SB 930: Student Test Taker Privacy Protection Act: end-to-end encryption.
- Session Year: 2025-2026
- House: Senate
Current Status:
In Progress
(2026-01-30: From printer. May be acted upon on or after March 1.)
Introduced
First Committee Review
First Chamber
Second Committee Review
Second Chamber
Enacted
Existing law, the California Consumer Privacy Act of 2018 (CCPA), imposes various obligations on businesses with respect to personal information, as defined. The California Privacy Rights Act of 2020, approved by the voters as Proposition 24 at the November 3, 2020, statewide general election, amended, added to, and reenacted the CCPA.
The CCPA requires a business to inform consumers of the categories of personal information to be collected and the purposes for which the categories of personal information are collected or used and whether that information is sold or shared. Existing law, the Student Online Personal Information Protection Act, prohibits an operator, as defined, from, among other things, disclosing a K12 students personal information, except as specified. Existing law, the Student Test Taker Privacy Protection Act, prohibits a business providing proctoring services in an educational setting from collecting, retaining, using, or disclosing personal information except to the extent necessary to provide those proctoring services and in other specified circumstances.

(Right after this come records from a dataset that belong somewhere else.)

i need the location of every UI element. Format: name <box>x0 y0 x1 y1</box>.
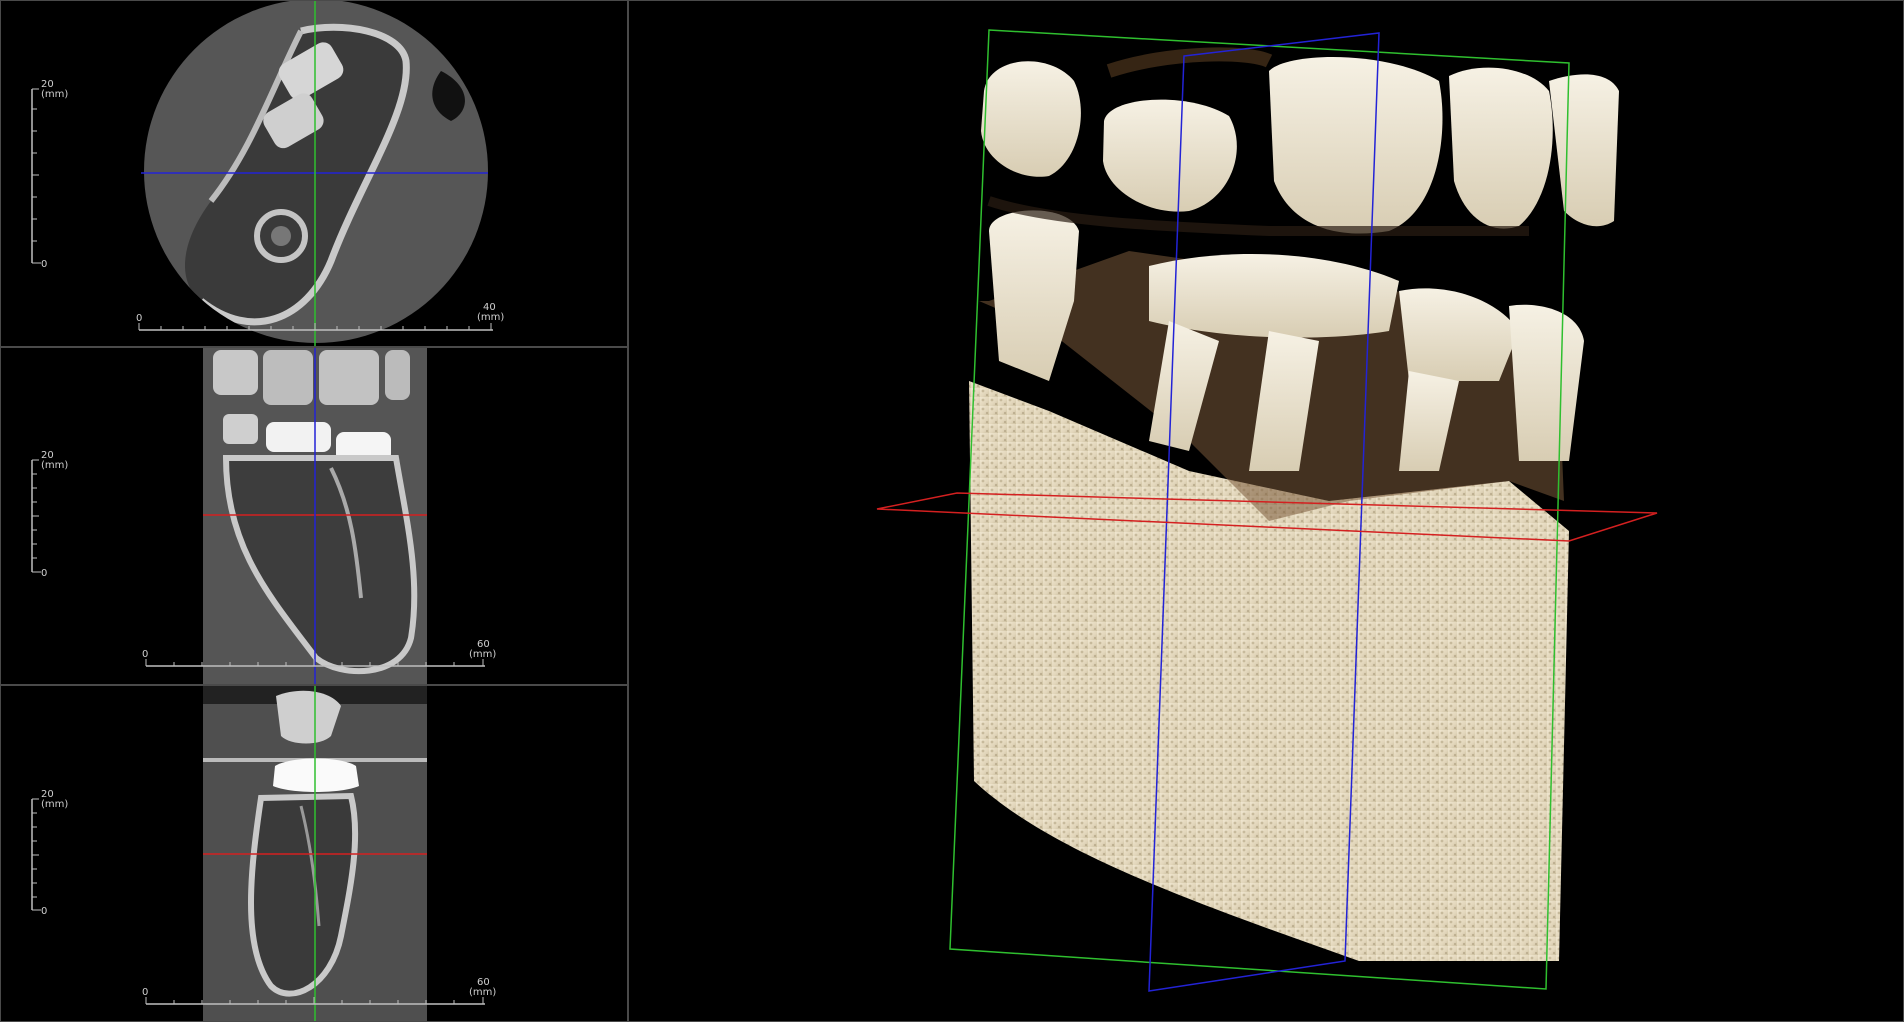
axial-hscale-unit: (mm) <box>477 312 504 323</box>
sagittal-hscale-unit: (mm) <box>469 987 496 998</box>
coronal-vertical-scale: 20 (mm) 0 <box>31 450 68 579</box>
sagittal-vscale-bottom-label: 0 <box>41 906 47 917</box>
coronal-hscale-start-label: 0 <box>142 649 148 660</box>
axial-viewport[interactable]: 20 (mm) 0 0 40 (mm) <box>0 0 628 347</box>
axial-slice-image <box>144 1 488 343</box>
coronal-viewport[interactable]: 20 (mm) 0 0 60 (mm) <box>0 347 628 685</box>
sagittal-vertical-scale: 20 (mm) 0 <box>31 789 68 917</box>
coronal-hscale-unit: (mm) <box>469 649 496 660</box>
axial-vscale-bottom-label: 0 <box>41 259 47 270</box>
axial-vertical-scale: 20 (mm) 0 <box>31 79 68 270</box>
axial-vscale-unit: (mm) <box>41 89 68 100</box>
volume-rendering <box>969 47 1619 961</box>
cbct-viewer: 20 (mm) 0 0 40 (mm) 20 (mm) 0 0 60 (mm) … <box>0 0 1904 1022</box>
sagittal-viewport[interactable]: 20 (mm) 0 0 60 (mm) <box>0 685 628 1022</box>
coronal-vscale-unit: (mm) <box>41 460 68 471</box>
axial-hscale-start-label: 0 <box>136 313 142 324</box>
sagittal-vscale-unit: (mm) <box>41 799 68 810</box>
sagittal-hscale-start-label: 0 <box>142 987 148 998</box>
coronal-vscale-bottom-label: 0 <box>41 568 47 579</box>
volume-3d-viewport[interactable] <box>628 0 1904 1022</box>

This bill would require a business providing those proctoring services to a school district, county office of education, or charter school for classroom- or course-based exams to use end-to-end encryption, as defined, for those purposes. The bill would define end-to-end encryption for these purposes to mean a security method where data is encrypted on the senders device and remains encrypted until it reaches the intended recipients device and is unreadable by the business providing proctoring services.
The California Privacy Rights Act of 2020 authorizes the Legislature to amend the act to further the purposes and intent of the act by a majority vote of both houses of the Legislature, as specified.
This bill would declare that its provisions further the purposes and intent of the California Privacy Rights Act of 2020.